Yes, paying more than necessary attention to cell phones may also damage our emotional relationships with our best friends – dogs. Dogs could be prone to acute depression and loneliness if owners don’t give them the attention they need on a regular basis. Such depression could lead to behavioral issues in them when they grow up. Iain Booth, veterinary surgeon and founder of VetUK, has said, “We’re a nation obsessed by our mobile phones, but this gadget dependence is jeopardizing the important relationships we have with our pets, particularly dogs and to a lesser extent house cats.”
Iain goes on to explain that while cats are more isolated creatures, dogs are pack animals that rely on their owners for leadership. This is the reason why dogs get more depressed when they observe their owners being socially isolated themselves – a habit that’s slowly becoming a norm in developed countries. “You administer every facet of its life – you collect, you feed, you show it where it’s allowed to go and you, hopefully, nurture its development,” he said to the UK newspaper Metro. The bond between humans and dogs breaks down if the owner is perpetually attached to their phones. He finishes his statement by saying, “The dog requires constant feedback and interaction. It wants to please you – that’s simply how it’s evolutionarily hard-wired.”
A new 2018 study, published in the journal BMC Psychiatry, has revealed that pets provide therapeutic benefits to people suffering from mental health conditions. The report, which studies the long-term impact of pets on mental health management, goes on to mention that having a pet is probably beneficial for overall mental wellbeing.
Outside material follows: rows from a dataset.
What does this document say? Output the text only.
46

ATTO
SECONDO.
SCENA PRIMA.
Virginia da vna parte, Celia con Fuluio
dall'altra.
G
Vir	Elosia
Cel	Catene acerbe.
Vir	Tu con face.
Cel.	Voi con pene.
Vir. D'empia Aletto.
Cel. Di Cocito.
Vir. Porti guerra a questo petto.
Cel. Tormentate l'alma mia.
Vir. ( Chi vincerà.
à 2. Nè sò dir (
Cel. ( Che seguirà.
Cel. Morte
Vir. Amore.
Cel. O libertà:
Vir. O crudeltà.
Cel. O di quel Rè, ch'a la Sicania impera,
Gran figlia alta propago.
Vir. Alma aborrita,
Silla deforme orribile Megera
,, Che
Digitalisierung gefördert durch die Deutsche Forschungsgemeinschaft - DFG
Veterinary experts have consistently warned that technology is causing friction between humans’ relationships with pets. Amber Pickworth, a veterinary nurse from the UK Clinic “The Vet”, warned in 2017 that our current lifestyle may be linked to a surge in unruly dogs. While urging people to keep their phones aside while tending to their pet dogs, she also said, “’You might think you’re spending quality time with your animal when you take it for a walk, but the minute the phone comes out, the dynamic changes without you even realizing it”. She paraphrased a common saying that goes along the lines of – “A dog might be a small part of your world, but you’re their entire world”.
Adults in the UK, on an average, spend nearly 10 hours a day on various screens – more time than they are asleep. While curbing cellphone usage could be beneficial to our own health, it may also result in a more friendly relationship with our pet dogs.